C'est une ambiance étrange et dérangeante, car la protagoniste travaille dans une plumerie, donc elle dépèce les cadavres de bêtes, tout en offrant son corps aux hommes du village, tout en formant les prochaines filles qui prendront sa place...
Je ne voudrais pas trop en dire, au risque de faire du tort à ce texte qui trouvera son public et envoûtera certaines personnes.
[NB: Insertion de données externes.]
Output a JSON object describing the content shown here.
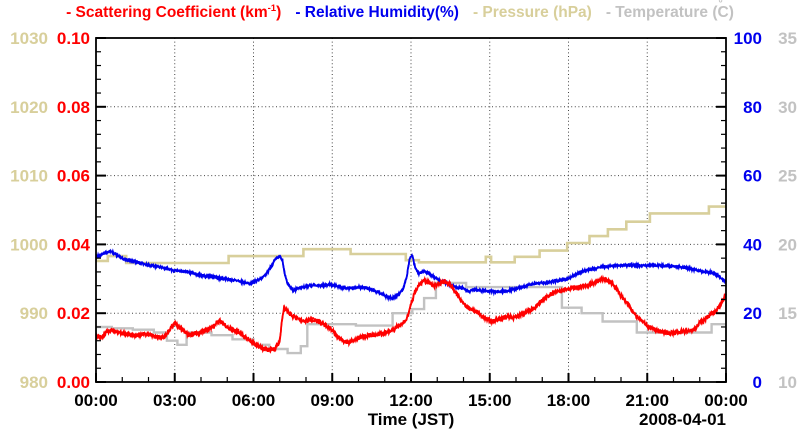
{
  "legend": {
    "scattering": {
      "pre": "- Scattering Coefficient (km",
      "sup": "-1",
      "post": ")"
    },
    "humidity": {
      "label": "- Relative Humidity(%)"
    },
    "pressure": {
      "label": "- Pressure (hPa)"
    },
    "temperature": {
      "pre": "- Temperature (",
      "ring": "°",
      "c": "C",
      "post": ")"
    }
  },
  "chart_data": {
    "type": "line",
    "title": "",
    "x_axis": {
      "label": "Time (JST)",
      "date_label": "2008-04-01",
      "min_hours": 0,
      "max_hours": 24,
      "major_tick_hours": 3,
      "minor_tick_hours": 1,
      "tick_labels": [
        "00:00",
        "03:00",
        "06:00",
        "09:00",
        "12:00",
        "15:00",
        "18:00",
        "21:00",
        "00:00"
      ]
    },
    "grid": {
      "dotted": true,
      "color": "#444444"
    },
    "y_axes": [
      {
        "id": "pressure",
        "label": "Pressure (hPa)",
        "color": "#d8cf9b",
        "min": 980,
        "max": 1030,
        "major_tick": 10,
        "minors_per_major": 4,
        "side": "left-outer",
        "tick_labels": [
          "980",
          "990",
          "1000",
          "1010",
          "1020",
          "1030"
        ]
      },
      {
        "id": "scattering",
        "label": "Scattering Coefficient (km-1)",
        "color": "#ff0000",
        "min": 0,
        "max": 0.1,
        "major_tick": 0.02,
        "minors_per_major": 4,
        "side": "left-inner",
        "tick_labels": [
          "0.00",
          "0.02",
          "0.04",
          "0.06",
          "0.08",
          "0.10"
        ]
      },
      {
        "id": "humidity",
        "label": "Relative Humidity(%)",
        "color": "#0000ee",
        "min": 0,
        "max": 100,
        "major_tick": 20,
        "minors_per_major": 4,
        "side": "right-inner",
        "tick_labels": [
          "0",
          "20",
          "40",
          "60",
          "80",
          "100"
        ]
      },
      {
        "id": "temperature",
        "label": "Temperature (C)",
        "color": "#c2c2c2",
        "min": 10,
        "max": 35,
        "major_tick": 5,
        "minors_per_major": 4,
        "side": "right-outer",
        "tick_labels": [
          "10",
          "15",
          "20",
          "25",
          "30",
          "35"
        ]
      }
    ],
    "series": [
      {
        "name": "Temperature",
        "axis": "temperature",
        "color": "#c2c2c2",
        "style": "step",
        "width": 2.4,
        "points": [
          [
            0,
            14.0
          ],
          [
            0.6,
            13.9
          ],
          [
            1.4,
            13.8
          ],
          [
            2.2,
            13.6
          ],
          [
            2.7,
            13.0
          ],
          [
            3.1,
            12.7
          ],
          [
            3.45,
            13.6
          ],
          [
            4.4,
            13.4
          ],
          [
            5.2,
            13.1
          ],
          [
            6.0,
            12.7
          ],
          [
            6.6,
            12.4
          ],
          [
            7.3,
            12.1
          ],
          [
            7.8,
            12.6
          ],
          [
            8.05,
            14.2
          ],
          [
            9.0,
            14.2
          ],
          [
            9.9,
            14.1
          ],
          [
            11.3,
            15.0
          ],
          [
            12.05,
            15.3
          ],
          [
            12.5,
            16.1
          ],
          [
            12.95,
            17.2
          ],
          [
            14.1,
            16.9
          ],
          [
            15.1,
            16.9
          ],
          [
            17.75,
            15.4
          ],
          [
            18.5,
            15.0
          ],
          [
            19.3,
            14.4
          ],
          [
            20.6,
            13.6
          ],
          [
            23.3,
            13.6
          ],
          [
            23.45,
            14.2
          ],
          [
            24,
            14.2
          ]
        ]
      },
      {
        "name": "Pressure",
        "axis": "pressure",
        "color": "#d8cf9b",
        "style": "step",
        "width": 2.6,
        "points": [
          [
            0,
            997.6
          ],
          [
            0.45,
            998.3
          ],
          [
            1.15,
            997.3
          ],
          [
            5.05,
            998.3
          ],
          [
            7.9,
            999.3
          ],
          [
            9.7,
            998.6
          ],
          [
            11.8,
            997.7
          ],
          [
            12.3,
            997.4
          ],
          [
            14.85,
            998.2
          ],
          [
            15.05,
            997.4
          ],
          [
            15.95,
            998.2
          ],
          [
            16.9,
            999.1
          ],
          [
            17.95,
            1000.2
          ],
          [
            18.8,
            1001.2
          ],
          [
            19.5,
            1002.2
          ],
          [
            20.2,
            1003.3
          ],
          [
            21.1,
            1004.5
          ],
          [
            23.35,
            1005.5
          ],
          [
            24,
            1005.5
          ]
        ]
      },
      {
        "name": "Relative Humidity",
        "axis": "humidity",
        "color": "#0000ee",
        "style": "noisy",
        "width": 1.7,
        "noise_amp": 0.5,
        "points": [
          [
            0,
            36.3
          ],
          [
            0.2,
            37.0
          ],
          [
            0.4,
            37.6
          ],
          [
            0.6,
            38.0
          ],
          [
            0.8,
            36.8
          ],
          [
            1.0,
            36.0
          ],
          [
            1.3,
            35.3
          ],
          [
            1.6,
            34.8
          ],
          [
            2.0,
            34.0
          ],
          [
            2.4,
            33.5
          ],
          [
            2.8,
            32.7
          ],
          [
            3.0,
            32.3
          ],
          [
            3.3,
            32.2
          ],
          [
            3.6,
            31.8
          ],
          [
            4.0,
            31.0
          ],
          [
            4.4,
            30.6
          ],
          [
            4.8,
            30.1
          ],
          [
            5.1,
            29.8
          ],
          [
            5.4,
            29.4
          ],
          [
            5.7,
            28.8
          ],
          [
            5.9,
            28.6
          ],
          [
            6.1,
            29.4
          ],
          [
            6.3,
            30.2
          ],
          [
            6.5,
            31.5
          ],
          [
            6.7,
            34.0
          ],
          [
            6.85,
            36.0
          ],
          [
            7.0,
            36.6
          ],
          [
            7.1,
            35.5
          ],
          [
            7.2,
            31.0
          ],
          [
            7.3,
            28.7
          ],
          [
            7.5,
            26.6
          ],
          [
            7.7,
            27.2
          ],
          [
            8.0,
            27.7
          ],
          [
            8.3,
            28.3
          ],
          [
            8.6,
            27.9
          ],
          [
            8.9,
            28.4
          ],
          [
            9.1,
            28.0
          ],
          [
            9.4,
            27.5
          ],
          [
            9.7,
            27.2
          ],
          [
            10.0,
            27.6
          ],
          [
            10.3,
            27.3
          ],
          [
            10.6,
            26.6
          ],
          [
            10.9,
            25.5
          ],
          [
            11.1,
            24.8
          ],
          [
            11.3,
            24.4
          ],
          [
            11.5,
            25.2
          ],
          [
            11.7,
            27.0
          ],
          [
            11.85,
            31.0
          ],
          [
            11.95,
            36.0
          ],
          [
            12.05,
            36.8
          ],
          [
            12.15,
            33.5
          ],
          [
            12.3,
            31.6
          ],
          [
            12.5,
            32.3
          ],
          [
            12.7,
            31.6
          ],
          [
            12.9,
            30.4
          ],
          [
            13.1,
            29.4
          ],
          [
            13.4,
            28.7
          ],
          [
            13.7,
            27.6
          ],
          [
            14.0,
            27.3
          ],
          [
            14.2,
            26.3
          ],
          [
            14.4,
            26.9
          ],
          [
            14.7,
            26.6
          ],
          [
            15.0,
            26.4
          ],
          [
            15.3,
            26.2
          ],
          [
            15.6,
            26.5
          ],
          [
            15.9,
            26.9
          ],
          [
            16.2,
            27.5
          ],
          [
            16.5,
            28.3
          ],
          [
            16.8,
            28.7
          ],
          [
            17.1,
            28.8
          ],
          [
            17.4,
            29.2
          ],
          [
            17.7,
            29.6
          ],
          [
            18.0,
            30.1
          ],
          [
            18.3,
            31.4
          ],
          [
            18.6,
            32.3
          ],
          [
            18.9,
            32.9
          ],
          [
            19.2,
            33.4
          ],
          [
            19.5,
            33.6
          ],
          [
            19.8,
            33.8
          ],
          [
            20.1,
            33.9
          ],
          [
            20.4,
            34.0
          ],
          [
            20.7,
            33.8
          ],
          [
            21.0,
            33.9
          ],
          [
            21.3,
            34.0
          ],
          [
            21.6,
            33.8
          ],
          [
            21.9,
            33.7
          ],
          [
            22.2,
            33.5
          ],
          [
            22.5,
            33.2
          ],
          [
            22.8,
            32.6
          ],
          [
            23.1,
            32.1
          ],
          [
            23.4,
            31.8
          ],
          [
            23.6,
            31.3
          ],
          [
            23.8,
            30.2
          ],
          [
            24,
            29.1
          ]
        ]
      },
      {
        "name": "Scattering Coefficient",
        "axis": "scattering",
        "color": "#ff0000",
        "style": "noisy",
        "width": 1.7,
        "noise_amp": 0.0008,
        "points": [
          [
            0,
            0.0135
          ],
          [
            0.2,
            0.0128
          ],
          [
            0.4,
            0.0145
          ],
          [
            0.6,
            0.015
          ],
          [
            0.8,
            0.0146
          ],
          [
            1.0,
            0.0142
          ],
          [
            1.2,
            0.0138
          ],
          [
            1.4,
            0.0134
          ],
          [
            1.6,
            0.0136
          ],
          [
            1.8,
            0.014
          ],
          [
            2.0,
            0.0138
          ],
          [
            2.2,
            0.0133
          ],
          [
            2.4,
            0.013
          ],
          [
            2.6,
            0.0132
          ],
          [
            2.8,
            0.015
          ],
          [
            3.0,
            0.017
          ],
          [
            3.1,
            0.0165
          ],
          [
            3.3,
            0.015
          ],
          [
            3.5,
            0.0138
          ],
          [
            3.7,
            0.014
          ],
          [
            3.9,
            0.0142
          ],
          [
            4.1,
            0.0148
          ],
          [
            4.3,
            0.0155
          ],
          [
            4.5,
            0.0165
          ],
          [
            4.7,
            0.0178
          ],
          [
            4.85,
            0.017
          ],
          [
            5.0,
            0.016
          ],
          [
            5.2,
            0.0152
          ],
          [
            5.4,
            0.0148
          ],
          [
            5.6,
            0.0135
          ],
          [
            5.8,
            0.0125
          ],
          [
            6.0,
            0.0112
          ],
          [
            6.2,
            0.0102
          ],
          [
            6.4,
            0.0097
          ],
          [
            6.6,
            0.0094
          ],
          [
            6.8,
            0.0095
          ],
          [
            7.0,
            0.012
          ],
          [
            7.1,
            0.019
          ],
          [
            7.17,
            0.0218
          ],
          [
            7.25,
            0.021
          ],
          [
            7.4,
            0.0196
          ],
          [
            7.6,
            0.0188
          ],
          [
            7.8,
            0.018
          ],
          [
            8.0,
            0.0177
          ],
          [
            8.2,
            0.018
          ],
          [
            8.4,
            0.0178
          ],
          [
            8.6,
            0.0172
          ],
          [
            8.8,
            0.0162
          ],
          [
            9.0,
            0.015
          ],
          [
            9.2,
            0.0132
          ],
          [
            9.4,
            0.012
          ],
          [
            9.6,
            0.0115
          ],
          [
            9.8,
            0.012
          ],
          [
            10.0,
            0.0128
          ],
          [
            10.3,
            0.0133
          ],
          [
            10.6,
            0.0138
          ],
          [
            10.9,
            0.014
          ],
          [
            11.2,
            0.0148
          ],
          [
            11.5,
            0.0163
          ],
          [
            11.7,
            0.0172
          ],
          [
            11.85,
            0.0185
          ],
          [
            12.0,
            0.0225
          ],
          [
            12.15,
            0.0262
          ],
          [
            12.3,
            0.0282
          ],
          [
            12.5,
            0.0295
          ],
          [
            12.7,
            0.0288
          ],
          [
            12.9,
            0.028
          ],
          [
            13.1,
            0.0287
          ],
          [
            13.3,
            0.0292
          ],
          [
            13.5,
            0.0282
          ],
          [
            13.7,
            0.0262
          ],
          [
            13.9,
            0.0237
          ],
          [
            14.1,
            0.0222
          ],
          [
            14.3,
            0.0212
          ],
          [
            14.5,
            0.0206
          ],
          [
            14.7,
            0.0193
          ],
          [
            14.9,
            0.0183
          ],
          [
            15.1,
            0.0176
          ],
          [
            15.3,
            0.018
          ],
          [
            15.5,
            0.0186
          ],
          [
            15.7,
            0.019
          ],
          [
            15.9,
            0.0187
          ],
          [
            16.1,
            0.0192
          ],
          [
            16.4,
            0.0203
          ],
          [
            16.7,
            0.0216
          ],
          [
            17.0,
            0.0238
          ],
          [
            17.2,
            0.025
          ],
          [
            17.5,
            0.026
          ],
          [
            17.8,
            0.0267
          ],
          [
            18.1,
            0.0272
          ],
          [
            18.4,
            0.0275
          ],
          [
            18.7,
            0.028
          ],
          [
            19.0,
            0.029
          ],
          [
            19.2,
            0.0298
          ],
          [
            19.35,
            0.03
          ],
          [
            19.5,
            0.0295
          ],
          [
            19.7,
            0.0285
          ],
          [
            19.9,
            0.0262
          ],
          [
            20.1,
            0.024
          ],
          [
            20.3,
            0.0222
          ],
          [
            20.5,
            0.02
          ],
          [
            20.7,
            0.0183
          ],
          [
            21.0,
            0.0163
          ],
          [
            21.3,
            0.0152
          ],
          [
            21.6,
            0.0146
          ],
          [
            21.9,
            0.0142
          ],
          [
            22.2,
            0.0145
          ],
          [
            22.5,
            0.0148
          ],
          [
            22.8,
            0.0152
          ],
          [
            23.0,
            0.0172
          ],
          [
            23.2,
            0.0182
          ],
          [
            23.4,
            0.0196
          ],
          [
            23.6,
            0.0205
          ],
          [
            23.8,
            0.0225
          ],
          [
            23.95,
            0.0248
          ],
          [
            24,
            0.0255
          ]
        ]
      }
    ]
  }
}
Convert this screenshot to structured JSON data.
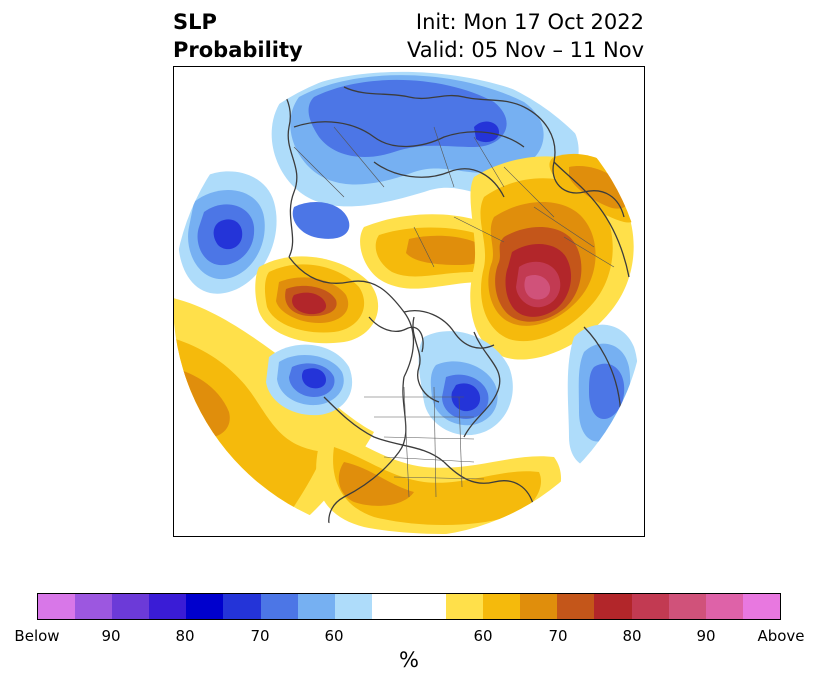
{
  "title": {
    "left_line1": "SLP",
    "left_line2": "Probability",
    "right_line1": "Init: Mon 17 Oct 2022",
    "right_line2": "Valid: 05 Nov – 11 Nov"
  },
  "colorbar": {
    "colors": [
      "#d877e8",
      "#9c57e0",
      "#6c3ad8",
      "#3a1cd6",
      "#0000cd",
      "#2434d8",
      "#4c76e6",
      "#76b0f2",
      "#aedcfa",
      "#ffffff",
      "#ffe04a",
      "#f5ba0c",
      "#e08e0c",
      "#c4561a",
      "#b2262a",
      "#c23a52",
      "#d0527a",
      "#de62a8",
      "#e878e0"
    ],
    "tick_labels": [
      "Below",
      "90",
      "80",
      "70",
      "60",
      "60",
      "70",
      "80",
      "90",
      "Above"
    ],
    "units_label": "%"
  },
  "map_colors": {
    "ocean_bg": "#ffffff",
    "coast": "#3c3c3c",
    "below_light": "#aedcfa",
    "below_mid": "#76b0f2",
    "below_strong": "#4c76e6",
    "below_deep": "#2434d8",
    "above_light": "#ffe04a",
    "above_mid": "#f5ba0c",
    "above_strong": "#e08e0c",
    "above_deep": "#c4561a",
    "above_red": "#b2262a",
    "above_magenta": "#c23a52"
  }
}
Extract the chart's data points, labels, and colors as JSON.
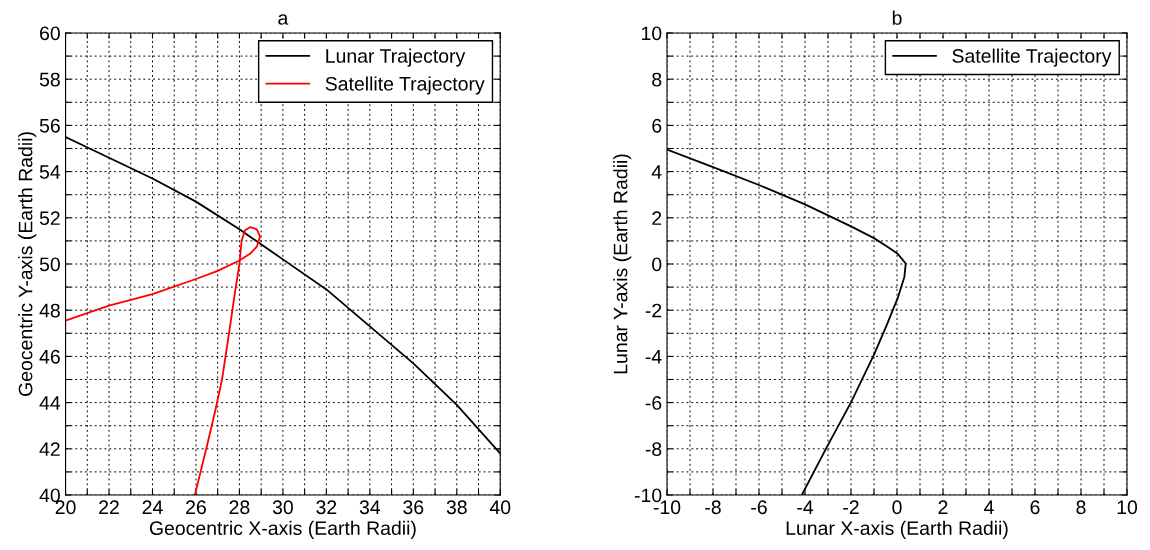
{
  "chart_data": [
    {
      "type": "line",
      "title": "a",
      "xlabel": "Geocentric X-axis (Earth Radii)",
      "ylabel": "Geocentric Y-axis (Earth Radii)",
      "xlim": [
        20,
        40
      ],
      "ylim": [
        40,
        60
      ],
      "xticks": [
        20,
        {
          "value": 21,
          "label": null
        },
        22,
        {
          "value": 23,
          "label": null
        },
        24,
        {
          "value": 25,
          "label": null
        },
        26,
        {
          "value": 27,
          "label": null
        },
        28,
        {
          "value": 29,
          "label": null
        },
        30,
        {
          "value": 31,
          "label": null
        },
        32,
        {
          "value": 33,
          "label": null
        },
        34,
        {
          "value": 35,
          "label": null
        },
        36,
        {
          "value": 37,
          "label": null
        },
        38,
        {
          "value": 39,
          "label": null
        },
        40
      ],
      "yticks": [
        40,
        {
          "value": 41,
          "label": null
        },
        42,
        {
          "value": 43,
          "label": null
        },
        44,
        {
          "value": 45,
          "label": null
        },
        46,
        {
          "value": 47,
          "label": null
        },
        48,
        {
          "value": 49,
          "label": null
        },
        50,
        {
          "value": 51,
          "label": null
        },
        52,
        {
          "value": 53,
          "label": null
        },
        54,
        {
          "value": 55,
          "label": null
        },
        56,
        {
          "value": 57,
          "label": null
        },
        58,
        {
          "value": 59,
          "label": null
        },
        60
      ],
      "grid": true,
      "legend": "top right",
      "series": [
        {
          "name": "Lunar Trajectory",
          "color": "#000000",
          "x": [
            20,
            22,
            24,
            26,
            28,
            30,
            32,
            34,
            36,
            38,
            40
          ],
          "values": [
            55.5,
            54.6,
            53.7,
            52.7,
            51.5,
            50.2,
            48.9,
            47.3,
            45.7,
            43.9,
            41.8
          ]
        },
        {
          "name": "Satellite Trajectory",
          "color": "#ff0000",
          "x": [
            20,
            22,
            24,
            26,
            27,
            28,
            28.5,
            28.8,
            28.95,
            28.8,
            28.5,
            28.25,
            28.1,
            28.0,
            27.8,
            27.6,
            27.2,
            26.9,
            26.5,
            25.95
          ],
          "values": [
            47.55,
            48.2,
            48.7,
            49.35,
            49.7,
            50.15,
            50.45,
            50.75,
            51.2,
            51.5,
            51.6,
            51.45,
            51.0,
            50.0,
            48.8,
            47.5,
            45.0,
            43.7,
            42.1,
            40.0
          ]
        }
      ]
    },
    {
      "type": "line",
      "title": "b",
      "xlabel": "Lunar X-axis (Earth Radii)",
      "ylabel": "Lunar Y-axis (Earth Radii)",
      "xlim": [
        -10,
        10
      ],
      "ylim": [
        -10,
        10
      ],
      "xticks": [
        -10,
        {
          "value": -9,
          "label": null
        },
        -8,
        {
          "value": -7,
          "label": null
        },
        -6,
        {
          "value": -5,
          "label": null
        },
        -4,
        {
          "value": -3,
          "label": null
        },
        -2,
        {
          "value": -1,
          "label": null
        },
        0,
        {
          "value": 1,
          "label": null
        },
        2,
        {
          "value": 3,
          "label": null
        },
        4,
        {
          "value": 5,
          "label": null
        },
        6,
        {
          "value": 7,
          "label": null
        },
        8,
        {
          "value": 9,
          "label": null
        },
        10
      ],
      "yticks": [
        -10,
        {
          "value": -9,
          "label": null
        },
        -8,
        {
          "value": -7,
          "label": null
        },
        -6,
        {
          "value": -5,
          "label": null
        },
        -4,
        {
          "value": -3,
          "label": null
        },
        -2,
        {
          "value": -1,
          "label": null
        },
        0,
        {
          "value": 1,
          "label": null
        },
        2,
        {
          "value": 3,
          "label": null
        },
        4,
        {
          "value": 5,
          "label": null
        },
        6,
        {
          "value": 7,
          "label": null
        },
        8,
        {
          "value": 9,
          "label": null
        },
        10
      ],
      "grid": true,
      "legend": "top right",
      "series": [
        {
          "name": "Satellite Trajectory",
          "color": "#000000",
          "x": [
            -10,
            -8,
            -6,
            -4,
            -2,
            -1,
            -0.4,
            0.03,
            0.38,
            0.32,
            0.03,
            -0.47,
            -1,
            -2,
            -3,
            -4.14
          ],
          "values": [
            4.95,
            4.19,
            3.42,
            2.58,
            1.63,
            1.12,
            0.74,
            0.44,
            0.02,
            -0.56,
            -1.48,
            -2.7,
            -3.92,
            -5.99,
            -7.83,
            -10
          ]
        }
      ]
    }
  ]
}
Bonjour, Juste pour ceux et celles qui ont apprécié l'oeuvre sur la couverture du livre: la personne qui a réalisé au fusain cette femme vue de dos s'appelle Marina HO. Vous pouvez retrouver ses oeuvres à la Galerie FELLI, 31, rue Saint-Paul 75004 Paris. Cordialement, Olivier
Lu dans le cadre du Grand Prix de Elle
En ouvrant ce livre j’ai tout d’abord été déconcertée par le style puis je me suis laissée embarquer dans cette histoire poétique. Elle se déroule à Kangop au Canada où se côtoient deux communautés : la bourgeoisie dans le haut Kangop et les plus pauvres dans le bas Kangop. Les deux fréquentent Peau-de-sang la plumeuse et prostituée qui vit dans le bas Kangop. C’est une femme libre, objet du fantasme des hommes qu’elle accueille dans son lit tout en gardant farouchement sa liberté et refusant d’épouser le médecin. Elle plume les oies pour le duvet de l’usine, dépèce les animaux de la chasse et effectue de merveilleux travaux de broderie à base de plumes ou de cheveux prélevés en paiement. Son rôle auprès des femmes est également très important. Les jeunes filles viennent la voir pour une aide à broder leurs trousseaux, elle leur apprend à manier l’aiguille mais aussi à découvrir les replis secrets de leurs corps. Elle fait également découvrir de nouveaux plaisirs aux femmes mariées qui deviennent ensuite exigeantes auprès de leurs époux.
Bien sûr tout ça ne peut pas bien finir !
Difficile de parler de ce livre, en me relisant je me rends compte que mes mots sont très plats face à la force et à la poésie de ce livre. Je sais qu’il ne fera pas l’unanimité, mais si on monte à bord, le voyage sera merveilleux.